Clinical research & EBM · Reference
What is a placebo?
A placebo is an inert or sham intervention, with no specific therapeutic action, used as a comparator in clinical trials. By giving the control group something indistinguishable from the real intervention, researchers can separate the effect of the intervention from expectation and the natural course of a condition.
Why placebos are used
A placebo serves as a methodological control, not a treatment. Many conditions improve over time on their own, and the mere act of receiving care can change how people feel and report symptoms. Without a comparison group receiving an indistinguishable but inert intervention, researchers could mistake these non-specific changes for the effect of the intervention under test. By comparing the active group against a placebo group, a trial isolates the part of any improvement that is specifically due to the intervention. This is why placebo-controlled designs are central to evaluating new interventions.
Placebos and blinding
Placebos are essential to blinding. If the control group received nothing, participants and investigators would know who was getting the active intervention, reintroducing the very biases the design is meant to remove. A convincing placebo — matched in appearance, taste or procedure — keeps the allocation concealed, supporting a randomized controlled trial in which neither participants nor assessors can tell the groups apart. The placebo is thus the practical mechanism that makes double-blind comparison possible.
Placebo response and ethics
Improvement seen in a placebo group is often called the placebo effect, although it also reflects natural recovery and measurement artefacts. Distinguishing the genuine response to expectation from these other factors is itself a methodological challenge. Use of placebos is governed by research ethics: a placebo control is generally acceptable when no proven effective alternative is being withheld, but where an established effective option exists, ethical guidance such as the Declaration of Helsinki constrains the use of placebo alone.
Key facts
At a glance
- Definition: Inert or sham intervention used as a comparator
- Purpose: Control for expectation and natural course
- Enables: Blinding in randomized controlled trials
- Related to: The placebo effect (improvement from expectation)

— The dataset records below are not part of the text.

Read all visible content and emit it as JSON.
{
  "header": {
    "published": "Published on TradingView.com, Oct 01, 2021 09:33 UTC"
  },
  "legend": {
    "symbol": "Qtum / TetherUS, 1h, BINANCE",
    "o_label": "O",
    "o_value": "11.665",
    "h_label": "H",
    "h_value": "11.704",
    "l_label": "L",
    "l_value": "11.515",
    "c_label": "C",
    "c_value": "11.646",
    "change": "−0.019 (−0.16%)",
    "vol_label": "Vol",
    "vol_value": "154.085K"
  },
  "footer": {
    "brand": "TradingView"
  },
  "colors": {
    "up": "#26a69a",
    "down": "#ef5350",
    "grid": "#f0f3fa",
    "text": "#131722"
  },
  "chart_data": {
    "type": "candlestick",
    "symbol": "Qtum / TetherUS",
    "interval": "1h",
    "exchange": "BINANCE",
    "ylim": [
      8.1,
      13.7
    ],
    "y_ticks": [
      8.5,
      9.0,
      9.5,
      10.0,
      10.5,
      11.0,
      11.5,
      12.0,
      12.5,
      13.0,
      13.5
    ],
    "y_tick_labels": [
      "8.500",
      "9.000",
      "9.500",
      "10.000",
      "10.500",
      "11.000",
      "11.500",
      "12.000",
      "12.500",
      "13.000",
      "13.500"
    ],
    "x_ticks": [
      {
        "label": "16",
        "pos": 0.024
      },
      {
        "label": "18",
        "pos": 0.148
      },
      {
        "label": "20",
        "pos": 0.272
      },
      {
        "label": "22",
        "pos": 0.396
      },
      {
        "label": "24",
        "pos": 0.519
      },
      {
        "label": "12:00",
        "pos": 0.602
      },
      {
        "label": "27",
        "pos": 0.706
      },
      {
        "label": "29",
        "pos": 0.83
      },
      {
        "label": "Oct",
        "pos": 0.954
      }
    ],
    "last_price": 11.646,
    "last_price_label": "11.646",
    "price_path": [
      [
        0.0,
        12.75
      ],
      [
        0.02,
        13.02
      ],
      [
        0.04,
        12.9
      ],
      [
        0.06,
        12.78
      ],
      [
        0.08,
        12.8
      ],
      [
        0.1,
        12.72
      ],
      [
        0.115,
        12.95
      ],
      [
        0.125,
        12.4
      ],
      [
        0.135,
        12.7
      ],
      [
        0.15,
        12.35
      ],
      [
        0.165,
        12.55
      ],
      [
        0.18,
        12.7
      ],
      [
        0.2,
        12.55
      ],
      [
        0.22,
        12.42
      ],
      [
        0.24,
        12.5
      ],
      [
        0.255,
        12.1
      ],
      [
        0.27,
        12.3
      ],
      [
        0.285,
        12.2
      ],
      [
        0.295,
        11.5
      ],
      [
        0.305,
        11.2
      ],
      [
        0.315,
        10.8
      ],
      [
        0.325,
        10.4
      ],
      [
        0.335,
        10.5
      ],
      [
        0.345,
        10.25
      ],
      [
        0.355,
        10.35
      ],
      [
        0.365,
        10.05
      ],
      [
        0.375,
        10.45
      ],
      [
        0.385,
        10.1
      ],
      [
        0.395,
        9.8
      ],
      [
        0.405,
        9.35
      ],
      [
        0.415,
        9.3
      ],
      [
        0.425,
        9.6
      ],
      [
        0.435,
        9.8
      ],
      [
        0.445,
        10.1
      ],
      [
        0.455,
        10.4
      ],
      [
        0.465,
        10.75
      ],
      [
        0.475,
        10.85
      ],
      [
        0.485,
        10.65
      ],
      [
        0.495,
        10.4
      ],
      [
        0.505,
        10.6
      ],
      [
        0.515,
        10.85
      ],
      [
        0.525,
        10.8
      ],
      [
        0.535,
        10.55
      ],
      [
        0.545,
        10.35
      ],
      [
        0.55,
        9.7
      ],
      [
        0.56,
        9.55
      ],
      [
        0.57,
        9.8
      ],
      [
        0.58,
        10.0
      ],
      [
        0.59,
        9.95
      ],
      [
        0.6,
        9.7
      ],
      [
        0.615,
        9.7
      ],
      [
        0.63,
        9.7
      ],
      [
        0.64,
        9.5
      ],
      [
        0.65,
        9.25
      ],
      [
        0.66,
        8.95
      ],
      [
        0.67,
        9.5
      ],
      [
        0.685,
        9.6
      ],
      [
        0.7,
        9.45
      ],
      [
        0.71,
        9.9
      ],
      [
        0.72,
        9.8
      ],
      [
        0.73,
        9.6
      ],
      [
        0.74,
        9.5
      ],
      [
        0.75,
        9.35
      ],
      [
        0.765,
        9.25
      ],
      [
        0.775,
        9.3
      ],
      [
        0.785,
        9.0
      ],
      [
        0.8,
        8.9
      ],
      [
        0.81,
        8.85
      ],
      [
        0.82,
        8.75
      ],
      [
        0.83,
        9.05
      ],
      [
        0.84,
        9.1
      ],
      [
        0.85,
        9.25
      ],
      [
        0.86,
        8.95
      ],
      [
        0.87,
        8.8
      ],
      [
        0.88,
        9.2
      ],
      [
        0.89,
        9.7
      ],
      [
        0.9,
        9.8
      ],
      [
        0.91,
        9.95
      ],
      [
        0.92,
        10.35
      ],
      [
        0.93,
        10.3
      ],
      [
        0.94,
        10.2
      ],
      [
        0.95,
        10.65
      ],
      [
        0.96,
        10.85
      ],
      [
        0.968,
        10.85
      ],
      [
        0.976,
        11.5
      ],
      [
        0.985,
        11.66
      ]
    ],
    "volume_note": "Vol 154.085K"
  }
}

- Ethics: Governed by the Declaration of Helsinki
Common questions
FAQ
What is the role of a placebo in a clinical trial?+
A placebo is the inert comparator given to the control group so that the trial can separate the specific effect of the intervention from expectation and the natural course of a condition. It is a methodological control, not a treatment.
How does a placebo help with blinding?+
Because a placebo is made to look identical to the active intervention, participants and investigators cannot tell who received which. This concealment supports double-blinding and prevents the knowledge of allocation from biasing behaviour or outcome assessment.
Is it always ethical to use a placebo?+
A placebo control is generally acceptable when participants are not denied a proven effective alternative. Where an established effective option exists, research-ethics guidance such as the Declaration of Helsinki limits the use of a placebo-only comparison.